EmbryoNet AI Technologies
I helped turn a validated AI and microscopy technology into a laboratory-facing software product. My work ran from product vision and UX architecture to prototypes, delivery, and client-specific workflows.
Hero visual: microscope or product shot. Screens can be blurred or reconstructed for confidentiality.
I had been close to the project for years, helping with smaller visual and presentation tasks. In 2024 I joined as a core product contributor, when the research, publications, AI models, and computer-vision foundation were already strong.
What was missing was the product layer. There was no laboratory-facing software, no interface for interacting with the microscope, no website, and no coherent product narrative for demos, conferences, and potential clients.
Users & workflow
The users were scientists in small and mid-sized laboratories, plus research teams inside a large pharmaceutical client. Their core task was to test new drugs and compare which experimental conditions looked most promising.

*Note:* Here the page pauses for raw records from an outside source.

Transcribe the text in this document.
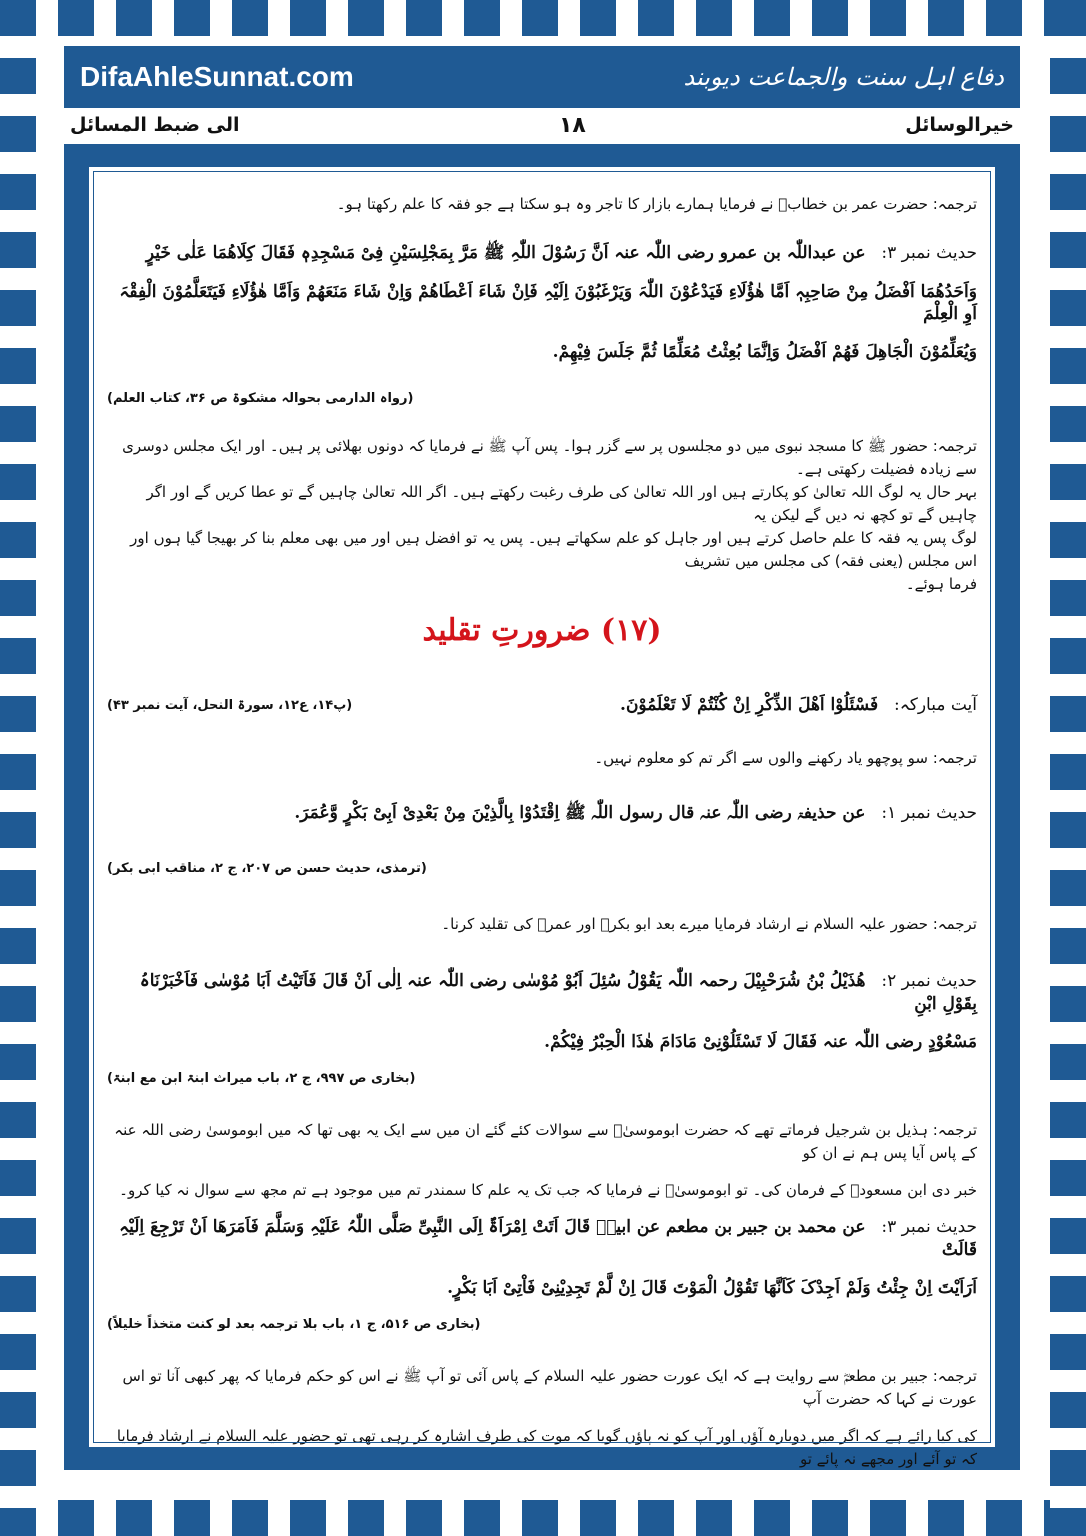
DifaAhleSunnat.com	دفاع اہل سنت والجماعت دیوبند
الی ضبط المسائل	۱۸	خیرالوسائل

ترجمہ: حضرت عمر بن خطابؓ نے فرمایا ہمارے بازار کا تاجر وہ ہو سکتا ہے جو فقہ کا علم رکھتا ہو۔

حدیث نمبر ۳: عن عبداللّٰہ بن عمرو رضی اللّٰہ عنہ اَنَّ رَسُوْلَ اللّٰہِ ﷺ مَرَّ بِمَجْلِسَیْنِ فِیْ مَسْجِدِہٖ فَقَالَ کِلَاھُمَا عَلٰی خَیْرٍ

وَاَحَدُھُمَا اَفْضَلُ مِنْ صَاحِبِہٖ اَمَّا ھٰؤُلَاءِ فَیَدْعُوْنَ اللّٰہَ وَیَرْغَبُوْنَ اِلَیْہِ فَاِنْ شَاءَ اَعْطَاھُمْ وَاِنْ شَاءَ مَنَعَھُمْ وَاَمَّا ھٰؤُلَاءِ فَیَتَعَلَّمُوْنَ الْفِقْہَ اَوِ الْعِلْمَ

وَیُعَلِّمُوْنَ الْجَاھِلَ فَھُمْ اَفْضَلُ وَاِنَّمَا بُعِثْتُ مُعَلِّمًا ثُمَّ جَلَسَ فِیْھِمْ.

(رواہ الدارمی بحوالہ مشکوۃ ص ۳۶، کتاب العلم)

ترجمہ: حضور ﷺ کا مسجد نبوی میں دو مجلسوں پر سے گزر ہوا۔ پس آپ ﷺ نے فرمایا کہ دونوں بھلائی پر ہیں۔ اور ایک مجلس دوسری سے زیادہ فضیلت رکھتی ہے۔

بہر حال یہ لوگ اللہ تعالیٰ کو پکارتے ہیں اور اللہ تعالیٰ کی طرف رغبت رکھتے ہیں۔ اگر اللہ تعالیٰ چاہیں گے تو عطا کریں گے اور اگر چاہیں گے تو کچھ نہ دیں گے لیکن یہ

لوگ پس یہ فقہ کا علم حاصل کرتے ہیں اور جاہل کو علم سکھاتے ہیں۔ پس یہ تو افضل ہیں اور میں بھی معلم بنا کر بھیجا گیا ہوں اور اس مجلس (یعنی فقہ) کی مجلس میں تشریف

فرما ہوئے۔

(۱۷) ضرورتِ تقلید

آیت مبارکہ: فَسْئَلُوْا اَھْلَ الذِّکْرِ اِنْ کُنْتُمْ لَا تَعْلَمُوْنَ.

(پ۱۴، ع۱۲، سورۃ النحل، آیت نمبر ۴۳)

ترجمہ: سو پوچھو یاد رکھنے والوں سے اگر تم کو معلوم نہیں۔

حدیث نمبر ۱: عن حذیفۃ رضی اللّٰہ عنہ قال رسول اللّٰہ ﷺ اِقْتَدُوْا بِالَّذِیْنَ مِنْ بَعْدِیْ اَبِیْ بَکْرٍ وَّعُمَرَ.

(ترمذی، حدیث حسن ص ۲۰۷، ج ۲، مناقب ابی بکر)

ترجمہ: حضور علیہ السلام نے ارشاد فرمایا میرے بعد ابو بکرؓ اور عمرؓ کی تقلید کرنا۔

حدیث نمبر ۲: ھُذَیْلُ بْنُ شُرَحْبِیْلَ رحمہ اللّٰہ یَقُوْلُ سُئِلَ اَبُوْ مُوْسٰی رضی اللّٰہ عنہ اِلٰی اَنْ قَالَ فَاَتَیْتُ اَبَا مُوْسٰی فَاَخْبَرْنَاہُ بِقَوْلِ ابْنِ

مَسْعُوْدٍ رضی اللّٰہ عنہ فَقَالَ لَا تَسْئَلُوْنِیْ مَادَامَ ھٰذَا الْحِبْرُ فِیْکُمْ.

(بخاری ص ۹۹۷، ج ۲، باب میراث ابنۃ ابن مع ابنۃ)

ترجمہ: ہذیل بن شرجیل فرماتے تھے کہ حضرت ابوموسیٰؓ سے سوالات کئے گئے ان میں سے ایک یہ بھی تھا کہ میں ابوموسیٰ رضی اللہ عنہ کے پاس آیا پس ہم نے ان کو

خبر دی ابن مسعودؓ کے فرمان کی۔ تو ابوموسیٰؓ نے فرمایا کہ جب تک یہ علم کا سمندر تم میں موجود ہے تم مجھ سے سوال نہ کیا کرو۔

حدیث نمبر ۳: عن محمد بن جبیر بن مطعم عن ابیہؓ قَالَ اَتَتْ اِمْرَاَۃٌ اِلَی النَّبِیِّ صَلَّی اللّٰہُ عَلَیْہِ وَسَلَّمَ فَاَمَرَھَا اَنْ تَرْجِعَ اِلَیْہِ قَالَتْ

اَرَاَیْتَ اِنْ جِئْتُ وَلَمْ اَجِدْکَ کَاَنَّھَا تَقُوْلُ الْمَوْتَ قَالَ اِنْ لَّمْ تَجِدِیْنِیْ فَاْتِیْ اَبَا بَکْرٍ.

(بخاری ص ۵۱۶، ج ۱، باب بلا ترجمہ بعد لو کنت متخذاً خلیلاً)

ترجمہ: جبیر بن مطعمؓ سے روایت ہے کہ ایک عورت حضور علیہ السلام کے پاس آئی تو آپ ﷺ نے اس کو حکم فرمایا کہ پھر کبھی آنا تو اس عورت نے کہا کہ حضرت آپ

کی کیا رائے ہے کہ اگر میں دوبارہ آؤں اور آپ کو نہ پاؤں گویا کہ موت کی طرف اشارہ کر رہی تھی تو حضور علیہ السلام نے ارشاد فرمایا کہ تو آئے اور مجھے نہ پائے تو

Before touching the software, they prepared samples, chose experiment conditions, placed samples into plates, and defined observation parameters. The interface had to mirror this physical laboratory process instead of forcing it into generic dashboard logic.
The product spanned the full experiment: setup before the run, interpretation during and after, and preparation of results for real decisions.
Onboarding, project creation, sample setup, experiment conditions, microscope configuration, admin and settings.
Dashboard, image and video analysis, time-series viewer, model segmentation, deviation detection, and comparison views.
Reports, statuses, alerts, error states, client-specific workflows, and preparation of results for downstream use.
Actual product screen. Blur or crop as needed for confidentiality.
Reconstruction showing the logic without exposing sensitive detail.
Key decisions
Scientists needed to trust AI-assisted analysis inside a serious research workflow. I structured the AI experience around visible analytical steps: time sequence, segmentation, detected deviations, comparison, and report preparation.
Before the experiment, users needed control and validation. After it, they needed comparison and interpretation. I split the product into distinct setup and analysis workspaces.
In a hardware-connected workflow, users need to know what is configured, what was sent to the microscope, what is running, what failed, and what is ready for analysis.
I designed a core workflow flexible enough to adapt selected processes for specific clients, without rebuilding the product from scratch each time.
Leadership & delivery
I led a product team of four: myself as CPO and Product Design Lead, plus three developers across frontend and backend. My job was to translate scientific and client needs into product decisions, prototypes, development tasks, and iterative releases.
Results
The project moved from a scientifically validated technology toward a working software product that could be demonstrated, tested, customized, and used with real partners and clients.
Reflection
Product design here was translation: from science to software, from laboratory practice to interface logic, from AI capability to a workflow people can trust.
The most meaningful part was helping build a tool that lets researchers study complex biological processes faster, and with more confidence.